Renowned Pakistani journalist Tahir Ikram passed away at the age of 59 at a hospital in Kuala Lumpur in the early hours of Sunday, his family confirmed later in the day.
The former Thomson Reuters journalist and pioneering programme director of a private TV channel in Pakistan had suffered a massive heart attack over the weekend, but he couldn't recover from the medical complications that arose later on.
Before his demise, Tahir was serving as the news editor for Asia at the ICIS in Singapore.
Born in Rawalpindi on November 27, 1964 to then Pakistan Times' chief reporter Ikramul Haq and Ms A Rasheed, Ikram initially attended St Mary's Academy and later went to the Islamabad College for Boys.
Following the footsteps of his father, who had joined Dawn newspaper in 1948, Ikram embarked on his journalistic career from the PPI news agency as a budding reporter, after graduation from Gordon College in 1983.
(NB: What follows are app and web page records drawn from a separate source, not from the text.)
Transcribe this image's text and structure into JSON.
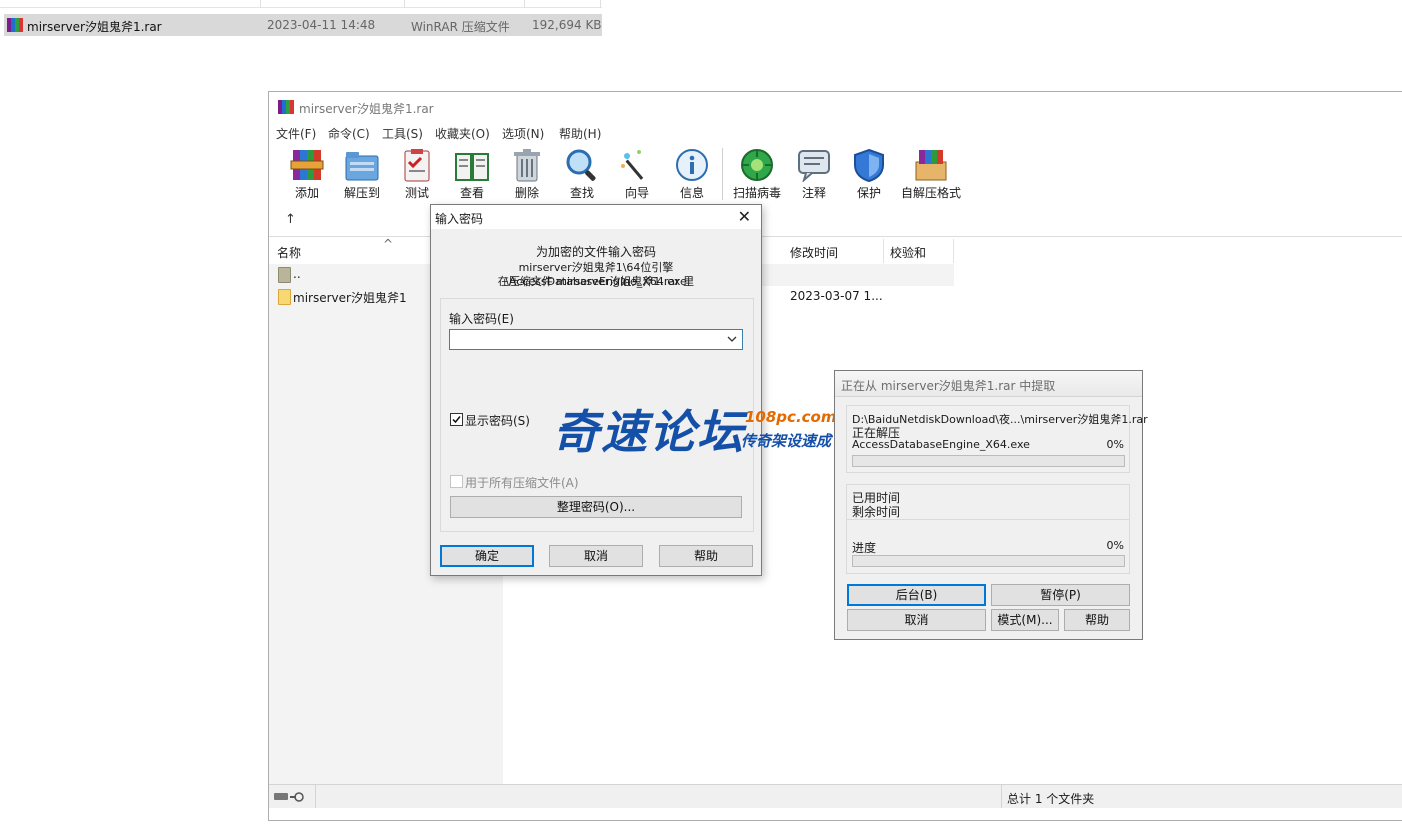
{
  "explorer": {
    "file_name": "mirserver汐姐鬼斧1.rar",
    "modified": "2023-04-11 14:48",
    "type": "WinRAR 压缩文件",
    "size": "192,694 KB"
  },
  "window": {
    "title": "mirserver汐姐鬼斧1.rar",
    "menu": [
      "文件(F)",
      "命令(C)",
      "工具(S)",
      "收藏夹(O)",
      "选项(N)",
      "帮助(H)"
    ],
    "toolbar": [
      {
        "label": "添加",
        "icon": "add-archive-icon"
      },
      {
        "label": "解压到",
        "icon": "extract-folder-icon"
      },
      {
        "label": "测试",
        "icon": "test-clipboard-icon"
      },
      {
        "label": "查看",
        "icon": "view-book-icon"
      },
      {
        "label": "删除",
        "icon": "trash-icon"
      },
      {
        "label": "查找",
        "icon": "magnifier-icon"
      },
      {
        "label": "向导",
        "icon": "wizard-wand-icon"
      },
      {
        "label": "信息",
        "icon": "info-icon"
      },
      {
        "label": "扫描病毒",
        "icon": "virus-scan-icon"
      },
      {
        "label": "注释",
        "icon": "comment-icon"
      },
      {
        "label": "保护",
        "icon": "shield-icon"
      },
      {
        "label": "自解压格式",
        "icon": "sfx-box-icon"
      }
    ],
    "columns": {
      "name": "名称",
      "modified": "修改时间",
      "checksum": "校验和"
    },
    "rows": [
      {
        "name": "..",
        "modified": ""
      },
      {
        "name": "mirserver汐姐鬼斧1",
        "modified": "2023-03-07 1..."
      }
    ],
    "status_text": "总计 1 个文件夹",
    "colors": {
      "accent": "#0078d7",
      "folder": "#f8d775"
    }
  },
  "password_dialog": {
    "title": "输入密码",
    "heading": "为加密的文件输入密码",
    "file_path": "mirserver汐姐鬼斧1\\64位引擎\\AccessDatabaseEngine_X64.exe",
    "archive_line": "在压缩文件 mirserver汐姐鬼斧1.rar 里",
    "field_label": "输入密码(E)",
    "password_value": "",
    "show_password_label": "显示密码(S)",
    "show_password_checked": true,
    "use_all_label": "用于所有压缩文件(A)",
    "use_all_checked": false,
    "organize_button": "整理密码(O)...",
    "ok": "确定",
    "cancel": "取消",
    "help": "帮助"
  },
  "progress_dialog": {
    "title": "正在从 mirserver汐姐鬼斧1.rar 中提取",
    "dest_path": "D:\\BaiduNetdiskDownload\\夜...\\mirserver汐姐鬼斧1.rar",
    "status": "正在解压",
    "current_file": "AccessDatabaseEngine_X64.exe",
    "file_percent": "0%",
    "elapsed_label": "已用时间",
    "remaining_label": "剩余时间",
    "progress_label": "进度",
    "total_percent": "0%",
    "file_progress": 0,
    "total_progress": 0,
    "background": "后台(B)",
    "pause": "暂停(P)",
    "cancel": "取消",
    "mode": "模式(M)...",
    "help": "帮助"
  },
  "watermark": {
    "main": "奇速论坛",
    "domain": "108pc.com",
    "sub": "传奇架设速成"
  }
}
Three years later, Ikram was part of the first ever Islamabad Bureau of the newly launched Lahore-based English language daily, The Nation and also served a brief stint as the capital correspondent of The Frontier Post.
By the turn of the century, however, his decade-long association with Thomson Reuters in Islamabad was proving a great learning experience. This offered a rare opportunity to blend his interest in economic reporting with administrative prowess as a senior correspondent, managing the team of fellow reporters in the Islamabad Bureau.
This led the way for his moving to Karachi to switch over to electronic media, first as director programs in CNBC Pakistan and then in a similar capacity at the launch of the private TV channel, as their founding programming director in 2007.
After a change at the senior management level led to confused editorial priorities in the following year, he left the channel and relocated to Singapore as the news editor at ICIS — a news agency with a specialised interest in the chemical industry.
Youngest of three siblings, Ikram is survived by wife Samra Tahir, two grown-up children.
A large circle of friends and former colleagues mourn the sudden demise of senior journalist. His body will be flown to Islamabad for his funeral, time for which to be announced later this week.